Ippisch didn’t find out until after the war just how deeply her father, Jan Eikema, had been involved in Resistance activities. He, in turn, had no idea what she was up to until afterward. Resistance volunteers learned to keep their activities secret even from their families.

“We couldn’t talk about it,” she said. “It just wasn’t safe.”

“The Jews called my father the ‘honorary rabbi of Amsterdam,’” she added. “He was a fantastic guy.”

One of her riskiest assignments was to carry a package containing about $3 million in cash 60 miles to a town where the money would fund Resistance activities. Only the Germans had fuel for motorized vehicles - no public transportation ran anymore - so she had to ride her bicycle. When a German truck slowed down for her, she grabbed a handle and let the truck pull her along for the next two hours. She reached her destination before the German-imposed 7 p.m. curfew.

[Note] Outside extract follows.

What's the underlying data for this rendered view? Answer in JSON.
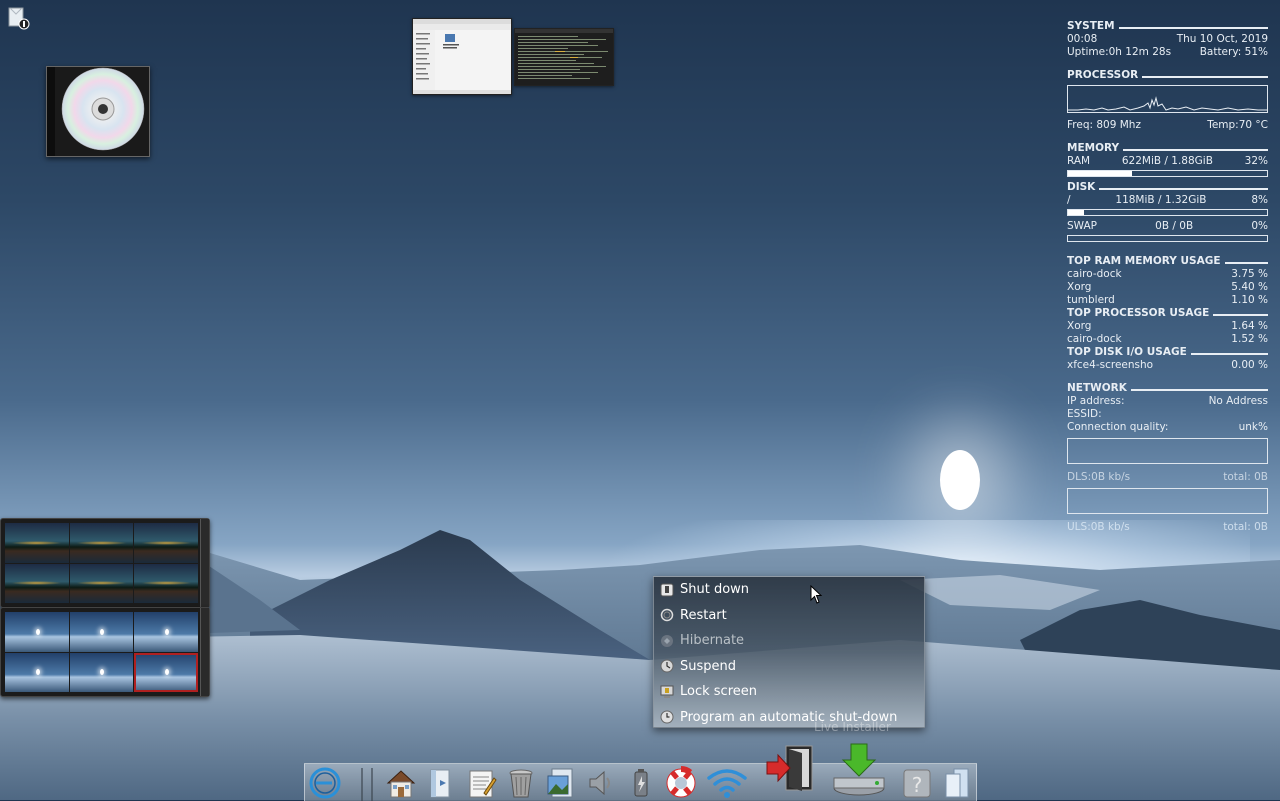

One Friday morning in January 1945 Ippisch climbed the steps to a narrow house on one of Amsterdam’s canal-lined streets, carrying a basket of bread and coal for the Resistance leaders’ weekly meeting.

Two burly German officers met her at the door. They escorted her and the captured leaders to prison, where she stayed for the next three months, when the war ended. Most of the leaders were executed. Ippisch narrowly escaped being sent to a concentration camp.

“That was not cool,” is how Ippisch sums up her prison experience. She doesn’t like to discuss it in detail, although she did describe how a German interrogator badgered her with questions one day. When she gave the same answers over and over, he whispered commands to two large, snarling dogs. The dogs kept inching closer until they were biting bits of flesh from her legs, but she kept quiet. Finally the frustrated officer sent her back to her cell.

She and her three cell-mates got bread and thin soup to eat, just enough to keep them alive. They noticed an odd, distinctive flavor in the food. Later they learned it was camphor, which was then the main ingredient in mothballs. The Germans believed camphor would make the women prisoners sterile, she said.

“We didn’t know that, so we ate it,” she said.

On the day the defeated enemy released her from prison, Ippisch had no alternative but to walk the 32 miles back to her family’s home, but by a stroke of luck she met an old friend on the street in Amsterdam and got a ride home on the back of her friend’s bicycle.

The end of the war didn’t end Ippisch’s adventures. She worked as a “cheer-up nurse” at the Dutch queen’s palace, half of which the queen converted into pleasant rooms for concentration camp and prison survivors who needed a few months of rest and relaxation. She also did a brief stint as a leader at a prison camp for people who had collaborated with the Nazis during the war. A surviving Resistance leader offered her a job escorting Jews from Europe to Israel, but the young woman was ready for a more peaceful life.

She took a job as an English tutor for a wealthy family in Sweden. She and one of the family’s sons married and moved to Oakland, Calif., where her husband worked as a chemist and she took her children to marches against the Vietnam war. Her husband’s job transferred them to Missoula in the 1960s, introducing her to the tranquility of Montana - and eventually to her new husband, Les Ippisch, a forest technician at the ranger station where they both worked.

These days Ippisch would rather talk about her husband, “my man,” who died last year, and about her daughter Hedvig, an award-winning artist who died last month of breast cancer, than about her youth in the Resistance. It’s understandable, given that she has spent much of the last 10 years traveling around the U.S., speaking at numerous classrooms in more than 300 schools - she’s lost count - about those days.

“It’s wonderful,” she said of her opportunities to teach youth about her years fighting hate crimes. “They write me hundreds of letters. And they all ask ‘Can you please come back and go to all the other schools around us too?’ Isn’t that cool?”